The New Left and its Review grasped and held this glowing, fighting moment in the trenchant idiom of Stuart Hall’s editorials. Even when the Change came, and the Anderson cadre cut out the pictures, tightened the timetable and set the journal for nearly thirty years in Monotype Garamond behind the austere ranks of names on the cover, the Review remained the moral measure of both day and age; it brought its bracing, cutting and all-comprehending confidence to the dousing of the flames of 1968, and the disappointments and the long slide into reaction thereafter. Its early practitioners have no doubt aged, and too many of its progenitors have died, but the New Left has somehow kept a freshness and keenness, a capacity for self-renewal which has survived the last days of communism and, as Thatcher’s and Reagan’s crazy experiment collapses about us, has even regenerated a new hopefulness, new resources for hope.

There is a cue for this brief elegy. It is Lin Chun’s astonishing and exemplary book.footnote1 And one important reason for praising it is that it raises so much larger matters than the mere, gripping history of the New Left movement, its several journals and its singular cavalcade of characters. Even when most endorsing the whole venture of anti-capitalist dissent, of rewriting theodicy in order to fashion a different theory of this world and the next, Lin Chun anticipates a rejoinder to her narrative which will, or will not, vindicate the whole project. Was it worth it? Who is our theory for—let alone, what is it for? Did all that incredible busyness with which we filled up our time on May Day Manifesto come to utterly nothing? Has, indeed, the two hundred-odd issue longevity of the Review, the far-from-completed labours of its doyens and doyennes—of Anderson, Blackburn, Ellen Wood, Kate Soper, Mike Rustin, oh of everybody, all the celebrities of the corner of intellectual life in Carlisle and Meard Streets—any consequence for bringing nearer the good society? The British New Left was nothing if not a vehemently collaborative and public-spirited effort to turn theory into momentum, to help capture the runaway monster of the materialist day and make it work for the common good. Shall we settle for calling the outcome a fairly honourable defeat, or downright failure?

The question is, of course, posed by more than Lin Chun’s admirable study. For it is surely by no accident that hard on her heels come two further researches into lost time, Michael Kenny’s, telling much the same story as Lin Chun, while Ioan Davies turns himself into the Colonel Blimp of the New Left, giving us an after-midnight memoir of the life and death of cultural studies.footnote2 Let it be added that there is no dishonour in his playing this role. Davies is as self-referential, garrulous, endearing, preposterous as Roger Livesey was, as well as being just as passionate a man throttled by the clichés and good form of his stiff, archaic diction.

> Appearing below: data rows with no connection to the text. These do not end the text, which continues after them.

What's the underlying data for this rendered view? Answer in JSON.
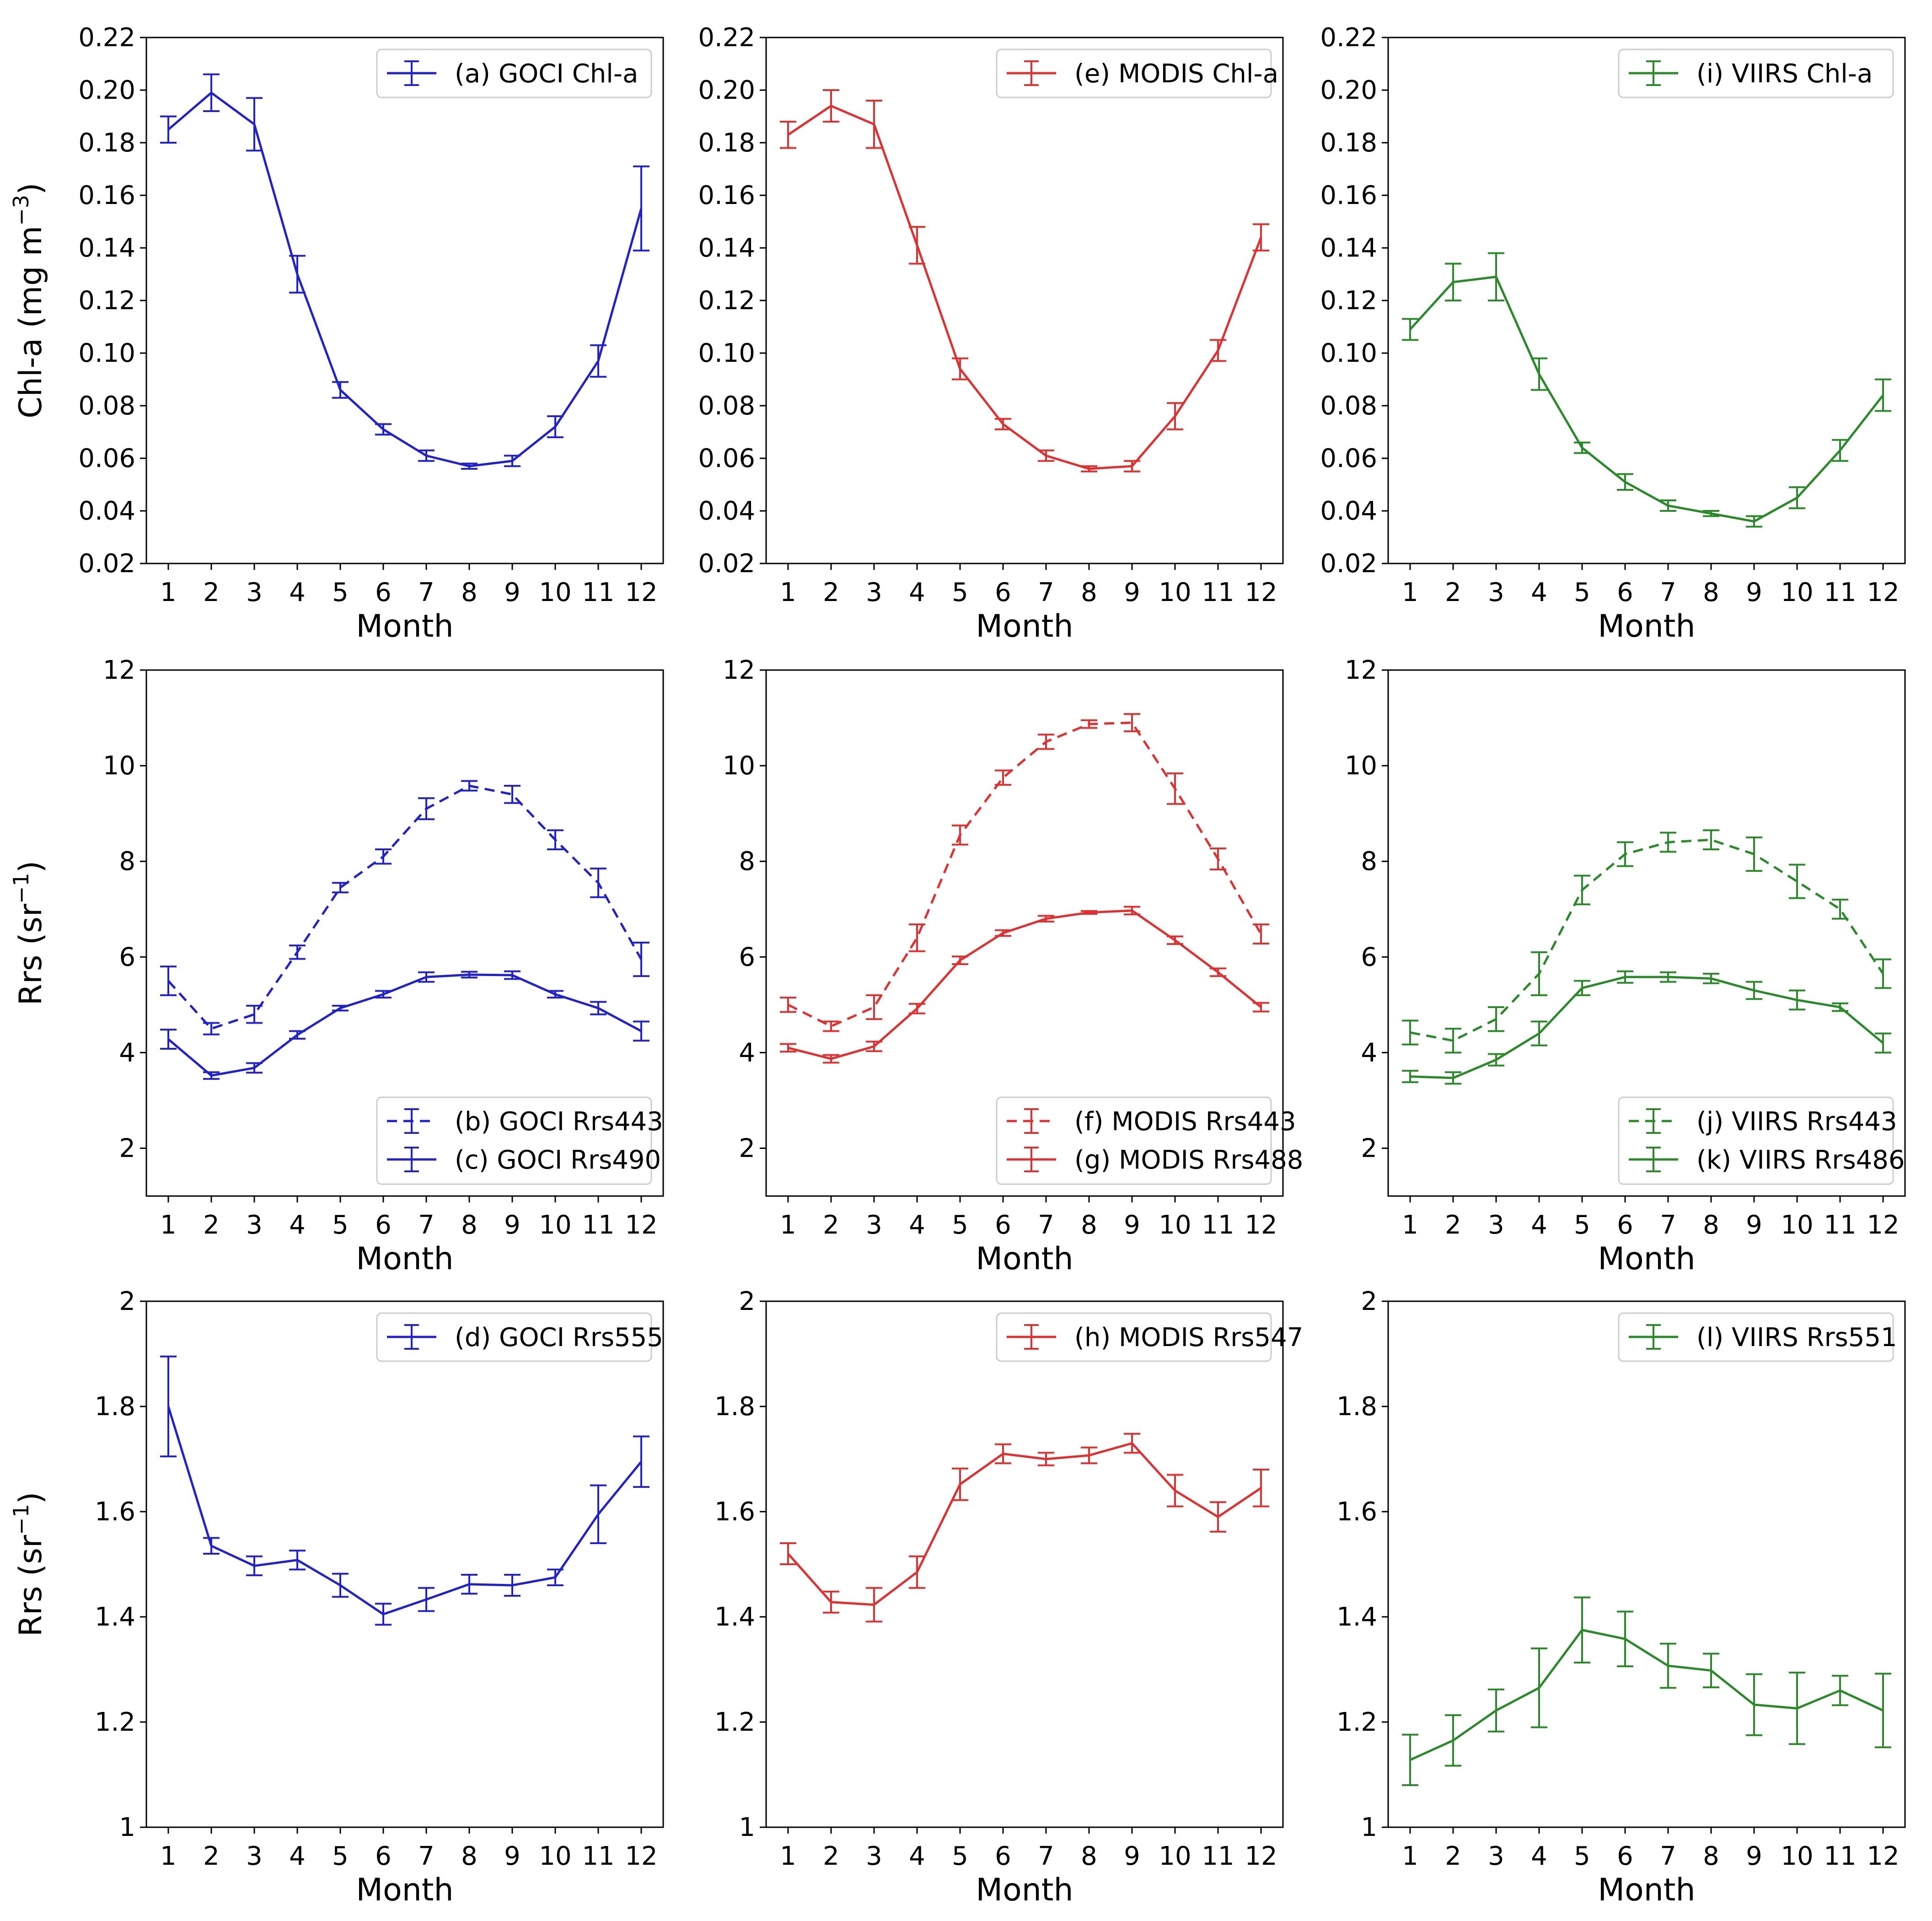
{
  "figure": {
    "xlabel": "Month"
  },
  "colors": {
    "GOCI": "#2222cc",
    "MODIS": "#e03030",
    "VIIRS": "#2a8a2a"
  },
  "chart_data": [
    {
      "type": "line",
      "panel": "chl-goci",
      "sensor": "GOCI",
      "title": "",
      "xlabel": "Month",
      "ylabel": "Chl-a (mg m⁻³)",
      "ylabel_parts": {
        "main": "Chl-a (mg m",
        "sup": "−3",
        "tail": ")"
      },
      "categories": [
        "1",
        "2",
        "3",
        "4",
        "5",
        "6",
        "7",
        "8",
        "9",
        "10",
        "11",
        "12"
      ],
      "ylim": [
        0.02,
        0.22
      ],
      "yticks": [
        "0.02",
        "0.04",
        "0.06",
        "0.08",
        "0.10",
        "0.12",
        "0.14",
        "0.16",
        "0.18",
        "0.20",
        "0.22"
      ],
      "legend_position": "top-right",
      "series": [
        {
          "name": "(a) GOCI Chl-a",
          "style": "solid",
          "values": [
            0.185,
            0.199,
            0.187,
            0.13,
            0.086,
            0.071,
            0.061,
            0.057,
            0.059,
            0.072,
            0.097,
            0.155
          ],
          "errors": [
            0.005,
            0.007,
            0.01,
            0.007,
            0.003,
            0.002,
            0.002,
            0.001,
            0.002,
            0.004,
            0.006,
            0.016
          ]
        }
      ]
    },
    {
      "type": "line",
      "panel": "chl-modis",
      "sensor": "MODIS",
      "title": "",
      "xlabel": "Month",
      "ylabel": "",
      "categories": [
        "1",
        "2",
        "3",
        "4",
        "5",
        "6",
        "7",
        "8",
        "9",
        "10",
        "11",
        "12"
      ],
      "ylim": [
        0.02,
        0.22
      ],
      "yticks": [
        "0.02",
        "0.04",
        "0.06",
        "0.08",
        "0.10",
        "0.12",
        "0.14",
        "0.16",
        "0.18",
        "0.20",
        "0.22"
      ],
      "legend_position": "top-right",
      "series": [
        {
          "name": "(e) MODIS Chl-a",
          "style": "solid",
          "values": [
            0.183,
            0.194,
            0.187,
            0.141,
            0.094,
            0.073,
            0.061,
            0.056,
            0.057,
            0.076,
            0.101,
            0.144
          ],
          "errors": [
            0.005,
            0.006,
            0.009,
            0.007,
            0.004,
            0.002,
            0.002,
            0.001,
            0.002,
            0.005,
            0.004,
            0.005
          ]
        }
      ]
    },
    {
      "type": "line",
      "panel": "chl-viirs",
      "sensor": "VIIRS",
      "title": "",
      "xlabel": "Month",
      "ylabel": "",
      "categories": [
        "1",
        "2",
        "3",
        "4",
        "5",
        "6",
        "7",
        "8",
        "9",
        "10",
        "11",
        "12"
      ],
      "ylim": [
        0.02,
        0.22
      ],
      "yticks": [
        "0.02",
        "0.04",
        "0.06",
        "0.08",
        "0.10",
        "0.12",
        "0.14",
        "0.16",
        "0.18",
        "0.20",
        "0.22"
      ],
      "legend_position": "top-right",
      "series": [
        {
          "name": "(i) VIIRS Chl-a",
          "style": "solid",
          "values": [
            0.109,
            0.127,
            0.129,
            0.092,
            0.064,
            0.051,
            0.042,
            0.039,
            0.036,
            0.045,
            0.063,
            0.084
          ],
          "errors": [
            0.004,
            0.007,
            0.009,
            0.006,
            0.002,
            0.003,
            0.002,
            0.001,
            0.002,
            0.004,
            0.004,
            0.006
          ]
        }
      ]
    },
    {
      "type": "line",
      "panel": "rrs-blue-goci",
      "sensor": "GOCI",
      "title": "",
      "xlabel": "Month",
      "ylabel": "Rrs (sr⁻¹)",
      "ylabel_parts": {
        "main": "Rrs (sr",
        "sup": "−1",
        "tail": ")"
      },
      "categories": [
        "1",
        "2",
        "3",
        "4",
        "5",
        "6",
        "7",
        "8",
        "9",
        "10",
        "11",
        "12"
      ],
      "ylim": [
        1,
        12
      ],
      "yticks": [
        "2",
        "4",
        "6",
        "8",
        "10",
        "12"
      ],
      "legend_position": "bottom-right",
      "series": [
        {
          "name": "(b) GOCI Rrs443",
          "style": "dashed",
          "values": [
            5.5,
            4.5,
            4.8,
            6.1,
            7.45,
            8.1,
            9.1,
            9.58,
            9.4,
            8.45,
            7.55,
            5.95
          ],
          "errors": [
            0.3,
            0.12,
            0.18,
            0.14,
            0.1,
            0.15,
            0.22,
            0.1,
            0.18,
            0.2,
            0.3,
            0.35
          ]
        },
        {
          "name": "(c) GOCI Rrs490",
          "style": "solid",
          "values": [
            4.28,
            3.52,
            3.68,
            4.37,
            4.93,
            5.22,
            5.58,
            5.63,
            5.62,
            5.22,
            4.93,
            4.45
          ],
          "errors": [
            0.2,
            0.07,
            0.1,
            0.08,
            0.05,
            0.07,
            0.1,
            0.06,
            0.08,
            0.07,
            0.13,
            0.2
          ]
        }
      ]
    },
    {
      "type": "line",
      "panel": "rrs-blue-modis",
      "sensor": "MODIS",
      "title": "",
      "xlabel": "Month",
      "ylabel": "",
      "categories": [
        "1",
        "2",
        "3",
        "4",
        "5",
        "6",
        "7",
        "8",
        "9",
        "10",
        "11",
        "12"
      ],
      "ylim": [
        1,
        12
      ],
      "yticks": [
        "2",
        "4",
        "6",
        "8",
        "10",
        "12"
      ],
      "legend_position": "bottom-right",
      "series": [
        {
          "name": "(f) MODIS Rrs443",
          "style": "dashed",
          "values": [
            5.0,
            4.55,
            4.95,
            6.4,
            8.55,
            9.75,
            10.5,
            10.87,
            10.9,
            9.52,
            8.05,
            6.48
          ],
          "errors": [
            0.15,
            0.1,
            0.25,
            0.28,
            0.2,
            0.15,
            0.15,
            0.08,
            0.18,
            0.32,
            0.22,
            0.2
          ]
        },
        {
          "name": "(g) MODIS Rrs488",
          "style": "solid",
          "values": [
            4.1,
            3.87,
            4.13,
            4.92,
            5.93,
            6.5,
            6.8,
            6.93,
            6.97,
            6.35,
            5.68,
            4.95
          ],
          "errors": [
            0.08,
            0.08,
            0.1,
            0.1,
            0.08,
            0.06,
            0.06,
            0.03,
            0.08,
            0.08,
            0.08,
            0.09
          ]
        }
      ]
    },
    {
      "type": "line",
      "panel": "rrs-blue-viirs",
      "sensor": "VIIRS",
      "title": "",
      "xlabel": "Month",
      "ylabel": "",
      "categories": [
        "1",
        "2",
        "3",
        "4",
        "5",
        "6",
        "7",
        "8",
        "9",
        "10",
        "11",
        "12"
      ],
      "ylim": [
        1,
        12
      ],
      "yticks": [
        "2",
        "4",
        "6",
        "8",
        "10",
        "12"
      ],
      "legend_position": "bottom-right",
      "series": [
        {
          "name": "(j) VIIRS Rrs443",
          "style": "dashed",
          "values": [
            4.42,
            4.25,
            4.7,
            5.65,
            7.4,
            8.15,
            8.4,
            8.45,
            8.15,
            7.58,
            7.0,
            5.65
          ],
          "errors": [
            0.25,
            0.25,
            0.25,
            0.45,
            0.3,
            0.25,
            0.2,
            0.2,
            0.35,
            0.35,
            0.2,
            0.3
          ]
        },
        {
          "name": "(k) VIIRS Rrs486",
          "style": "solid",
          "values": [
            3.5,
            3.47,
            3.85,
            4.4,
            5.35,
            5.58,
            5.58,
            5.55,
            5.3,
            5.1,
            4.95,
            4.2
          ],
          "errors": [
            0.12,
            0.12,
            0.12,
            0.25,
            0.15,
            0.12,
            0.1,
            0.1,
            0.18,
            0.2,
            0.08,
            0.2
          ]
        }
      ]
    },
    {
      "type": "line",
      "panel": "rrs-green-goci",
      "sensor": "GOCI",
      "title": "",
      "xlabel": "Month",
      "ylabel": "Rrs (sr⁻¹)",
      "ylabel_parts": {
        "main": "Rrs (sr",
        "sup": "−1",
        "tail": ")"
      },
      "categories": [
        "1",
        "2",
        "3",
        "4",
        "5",
        "6",
        "7",
        "8",
        "9",
        "10",
        "11",
        "12"
      ],
      "ylim": [
        1,
        2
      ],
      "yticks": [
        "1",
        "1.2",
        "1.4",
        "1.6",
        "1.8",
        "2"
      ],
      "legend_position": "top-right",
      "series": [
        {
          "name": "(d) GOCI Rrs555",
          "style": "solid",
          "values": [
            1.8,
            1.535,
            1.497,
            1.508,
            1.46,
            1.405,
            1.433,
            1.462,
            1.46,
            1.475,
            1.595,
            1.695
          ],
          "errors": [
            0.095,
            0.015,
            0.018,
            0.018,
            0.022,
            0.02,
            0.022,
            0.018,
            0.02,
            0.015,
            0.055,
            0.048
          ]
        }
      ]
    },
    {
      "type": "line",
      "panel": "rrs-green-modis",
      "sensor": "MODIS",
      "title": "",
      "xlabel": "Month",
      "ylabel": "",
      "categories": [
        "1",
        "2",
        "3",
        "4",
        "5",
        "6",
        "7",
        "8",
        "9",
        "10",
        "11",
        "12"
      ],
      "ylim": [
        1,
        2
      ],
      "yticks": [
        "1",
        "1.2",
        "1.4",
        "1.6",
        "1.8",
        "2"
      ],
      "legend_position": "top-right",
      "series": [
        {
          "name": "(h) MODIS Rrs547",
          "style": "solid",
          "values": [
            1.52,
            1.428,
            1.423,
            1.485,
            1.652,
            1.71,
            1.7,
            1.707,
            1.73,
            1.64,
            1.59,
            1.645
          ],
          "errors": [
            0.02,
            0.02,
            0.032,
            0.03,
            0.03,
            0.018,
            0.012,
            0.015,
            0.018,
            0.03,
            0.028,
            0.035
          ]
        }
      ]
    },
    {
      "type": "line",
      "panel": "rrs-green-viirs",
      "sensor": "VIIRS",
      "title": "",
      "xlabel": "Month",
      "ylabel": "",
      "categories": [
        "1",
        "2",
        "3",
        "4",
        "5",
        "6",
        "7",
        "8",
        "9",
        "10",
        "11",
        "12"
      ],
      "ylim": [
        1,
        2
      ],
      "yticks": [
        "1",
        "1.2",
        "1.4",
        "1.6",
        "1.8",
        "2"
      ],
      "legend_position": "top-right",
      "series": [
        {
          "name": "(l) VIIRS Rrs551",
          "style": "solid",
          "values": [
            1.128,
            1.165,
            1.222,
            1.265,
            1.375,
            1.358,
            1.307,
            1.298,
            1.233,
            1.226,
            1.26,
            1.222
          ],
          "errors": [
            0.048,
            0.048,
            0.04,
            0.075,
            0.062,
            0.052,
            0.042,
            0.032,
            0.058,
            0.068,
            0.028,
            0.07
          ]
        }
      ]
    }
  ]
}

Not, of course, that the New Left has ever proved itself unready to turn its present into its own history. The exigencies of the intellectual market and the ferocity of its competition in bright new ideas and ever more comprehensively deconstructive methods have demanded of its many journals in their short lives costively regular moments of reappraisal and auto-critique. All the same, something has happened, all right, and these books in their modest ways set a historical limit. Even Davies, who is writing about an intellectual lifetime lived, God bless us all, in cultural studies, changes gear and tone when he ropes together his two early narratives—the first New Left as defined by the great books of the prophets, and the second as turned into diaspora after 1968—and seeks to harness them to the antinomian rout of postmodernism which rides so very roughshod over the present.

Raymond Williams contributed an essay to nlr in 1983 to which the editors gave the title ‘An Epoch’s End’. Williams was, as usual, right. The epoch which opened in 1917 and turned into the hideous, three-cornered struggle between Stalinism, fascism and—let us call it—liberal consumerism, ended in Berlin and Beijing and at the grave of Imre Nagy in 1989.